Aquel nuevo ser, había llegado para trastocarlo todo.
Recordaba los celos casi enfermizos que sintió durante los primeros tiempos, el estúpido odio que había sentido cada vez que percibía la ternura con que su padre lo mecía en brazos, o cuando sorprendía unas lágrimas de desvelo suspendidas en la mirada de su madre, hasta entonces limpia, juguetona y alegre.
¿Quién era aquel ser que había llegado para desviar la atención y mimos de sus padres?.
¿Qué se creía aquel niño que daba tanto trabajo?
¿Por qué su cuidado ocupaba tanto tiempo de todos?
¿Por qué ya no podían salir como antes de paseo, sin que el enano les estropeara los juegos con unos berrinches y pataletas inacabables, sin razón ni motivo aparentes?
¿Por qué su padre ya no la ayudaba con los estudios al regresar a casa?
¿Por qué ese tiempo que era suyo, ahora se lo dedicaba exclusivamente a Mauro?
¿Por qué ya no le preguntaban, casi nunca, qué te apetece hacer, al terminar los deberes?.
¿Por qué, sin embargo, a veces notaba un sentimiento de culpa por ser como era?
Durante el transcurso de los dos primeros años de la vida de su hermano, no llegó a comprender que nadie la había abandonado y que la inquietud, incluso las primeras lágrimas, no eran porque estaba ella y molestaba, sino por el temor a lo desconocido, el miedo a perder la fuerza, a no ser capaces de responder como era su obligación... Y, tampoco fue capaz de considerar que no era culpa de su hermano.
Iria simplemente se sentía abandonaba. Antes, sus padres compartían con ella el tiempo libre y ahora, la prioridad era siempre Mauro. A veces se lo quedaba mirando y, en algún mal momento pensó que mejor si no hubiera nacido.
Fue una mala época para Iria, de la que, ahora estaba segura, había salido con el carácter fortalecido y con una sensibilidad especial para aceptar sin resquemores, lo que no era habitual, cotidiano, igual y corriente. Había aprendido a mirar lo distinto y diferente, a valorar, aceptar, respetar y ser generosa.
Tenía que agradecer a sus padres, siempre atentos que, luego de una primera etapa en la que estuvieron un poco desconcertados, procuraban compartir con ella, tanto la preocupación como los avances, por muy ligeros o leves que fueran.
Ahora sabía también que, los sentimientos negativos hacia su hermano, la obligaron a fijarse y, casi sin darse cuenta, comenzó a acercarse para observar. Al principio fue simple curiosidad, al notar las miradas de arrobo y embeleso que, a pesar de todo, le dedicaban los demás. Claro, Mauro era tan guapo, tan singular, tan atrayentemente extraño...

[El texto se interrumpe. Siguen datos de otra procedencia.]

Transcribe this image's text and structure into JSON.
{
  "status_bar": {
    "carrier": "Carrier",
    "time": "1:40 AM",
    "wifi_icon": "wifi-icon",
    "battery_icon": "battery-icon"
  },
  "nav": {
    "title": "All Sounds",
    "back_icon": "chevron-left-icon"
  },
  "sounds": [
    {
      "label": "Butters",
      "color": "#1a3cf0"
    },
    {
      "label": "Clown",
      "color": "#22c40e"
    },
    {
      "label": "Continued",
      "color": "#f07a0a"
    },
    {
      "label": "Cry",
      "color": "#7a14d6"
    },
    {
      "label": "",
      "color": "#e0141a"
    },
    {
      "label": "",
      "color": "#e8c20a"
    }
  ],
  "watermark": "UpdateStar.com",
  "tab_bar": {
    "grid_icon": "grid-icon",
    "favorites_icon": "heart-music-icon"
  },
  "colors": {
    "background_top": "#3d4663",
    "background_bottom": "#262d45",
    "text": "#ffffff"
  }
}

Finalmente, sus ansias de conocimiento, la impulsaron a intentar entrar en el lejano mundo que parecía habitar aquel ser. El cariño surgió despacio, a medida que fue perdiendo el miedo. Y los celos quedaron sepultados, aquella primera vez que osó acariciar su carita. Las yemas de sus dedos, todavía guardaban memoria de ese primer roce.
Irene recordaba con especial cariño el día en el que Mauro, por vez primera, permitió que sus miradas se encontraran por un segundo. Dentro de ella hubo algo así como una revelación; lo que sintió, no podría olvidarlo y fue la constatación de que había otros mundos y otros seres, distintos, pero igual de enormes y seguramente con muchas cosas que decir y hacer.
Poco a poco, llegó a quererlo intensamente. Aprendió además, que no era único y que no estaban solos en aquel camino. Su interés fue creciendo a medida que se acercaba a su hermano y que obtenía cualquier “respuesta”.
Cuando llegaron las primeras sonrisas al rostro de sus padres, ella comenzaba a estar preparada para compartirlas y para apoyarles cada vez que el desánimo se apoderaba de ellos. Cuando eso sucedía, los tres se tomaban de las manos hasta que, cualquiera de ellos, generalmente su padre, decía o hacía algo que los hacía reír y los animaba e impulsaba a seguir.
Han transcurrido ya 10 años e Iria siente que, tras el dolor inicial, todos los miedos, el arduo trabajo o el esfuerzo siempre incesantes de sus padres, de todos los que les ayudan o asesoran y de ella misma (tras “su etapa negra” como la llama), el resultado es fructífero. Están muy contentos del desarrollo de Mauro. Iria siente un regusto de orgullo por haber podido tener la oportunidad de formar parte de todo aquello. Queda trabajo y más esfuerzo. Pero a veces tiene la impresión de que su hermano, día a día, es más autónomo y ello la llena de satisfacción
Mientras caminaba y recordaba, mantenía sus dedos acariciando la esfera de su reloj de pulsera. Ese gesto, ya casi un tic, hizo asomar una nueva sonrisa a su rostro. A su hermano le gustan los relojes. Así que, como su madre nunca tira nada, luego de rebuscar por todos los rincones de la vieja casa y pedir a su familia y amigos todos los que pudieran tener inservibles, habían conseguido reunir bastantes artefactos de todas las clases inimaginables para que Mauro disfrutara. Aquellos trastos inservibles y viejos, primero formaron largas filas que, meticulosamente, el niño iba ordenando y alineando, siguiendo una especie de patrón que solamente él parecía conocer.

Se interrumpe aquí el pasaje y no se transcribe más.